# pylops.avo.prestack.PrestackLinearModelling¶

pylops.avo.prestack.PrestackLinearModelling(wav, theta, vsvp=0.5, nt0=1, spatdims=None, linearization='akirich', explicit=False)[source]

Pre-stack linearized seismic modelling operator.

Create operator to be applied to elastic property profiles for generation of band-limited seismic angle gathers from a linearized version of the Zoeppritz equation.

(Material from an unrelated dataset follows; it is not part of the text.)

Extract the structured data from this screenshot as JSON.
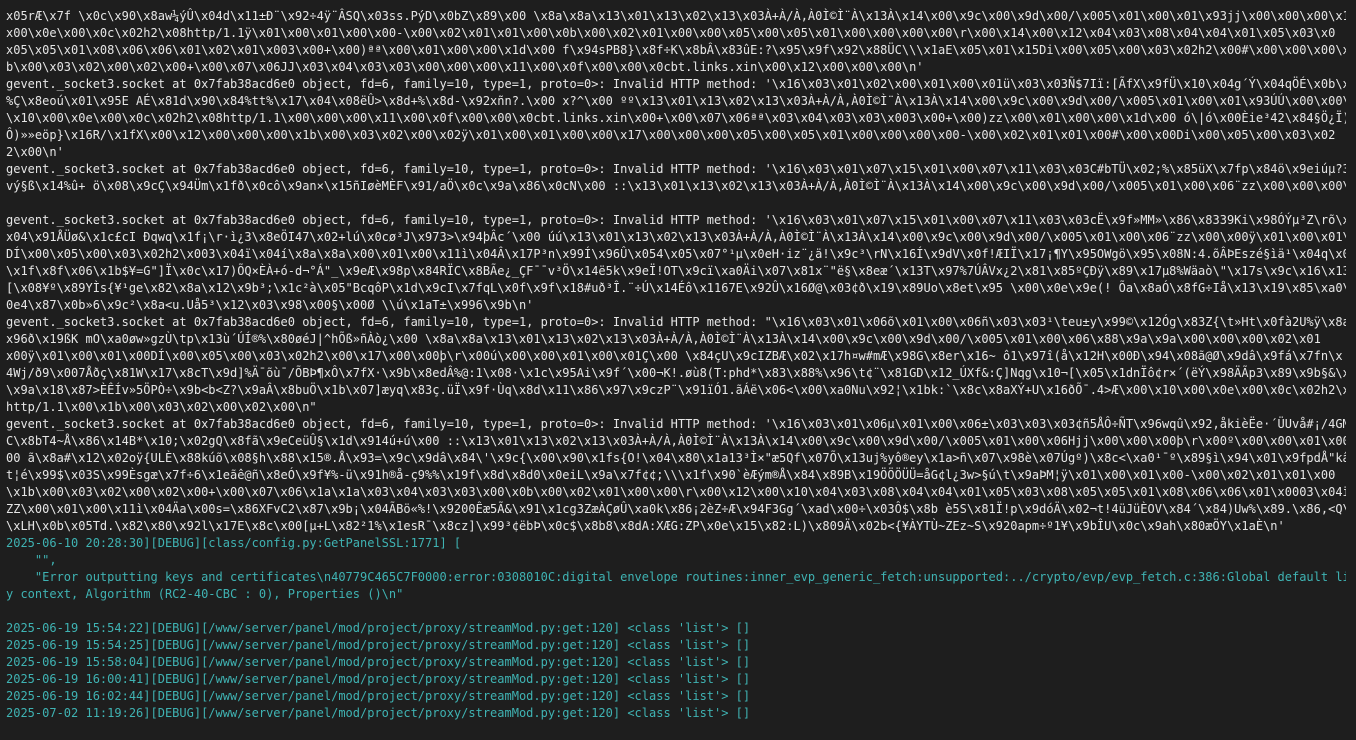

Parameters: wav : np.ndarray Wavelet in time domain (must had odd number of elements and centered to zero) theta : np.ndarray Incident angles in degrees vsvp : float or np.ndarray VS/VP ratio (constant or time/depth variant) nt0 : int, optional number of samples (if vsvp is a scalar) spatdims : int or tuple, optional Number of samples along spatial axis (or axes) (None if only one dimension is available) linearization : str, optional choice of linearization, akirich: Aki-Richards, fatti: Fatti explicit : bool, optional Create a chained linear operator (False, preferred for large data) or a MatrixMult linear operator with dense matrix (True, preferred for small data) Preop : LinearOperator pre-stack modelling operator. NotImplementedError If linearization is not an implemented linearization

Notes

Pre-stack seismic modelling is the process of constructing seismic pre-stack data from three (or two) profiles of elastic parameters in time (or depth) domain arranged in an input vector $$\mathbf{m}$$ of size $$nt0 \times n\theta$$. This can be easily achieved using the following forward model:

$d(t, \theta) = w(t) * \sum_{i=1}^N G_i(t, \theta) m_i(t)$

where $$w(t)$$ is the time domain seismic wavelet. In compact form:

$\mathbf{d}= \mathbf{G} \mathbf{m}$

On the other hand, pre-stack inversion aims at recovering the different profiles of elastic properties from the band-limited seismic pre-stack data.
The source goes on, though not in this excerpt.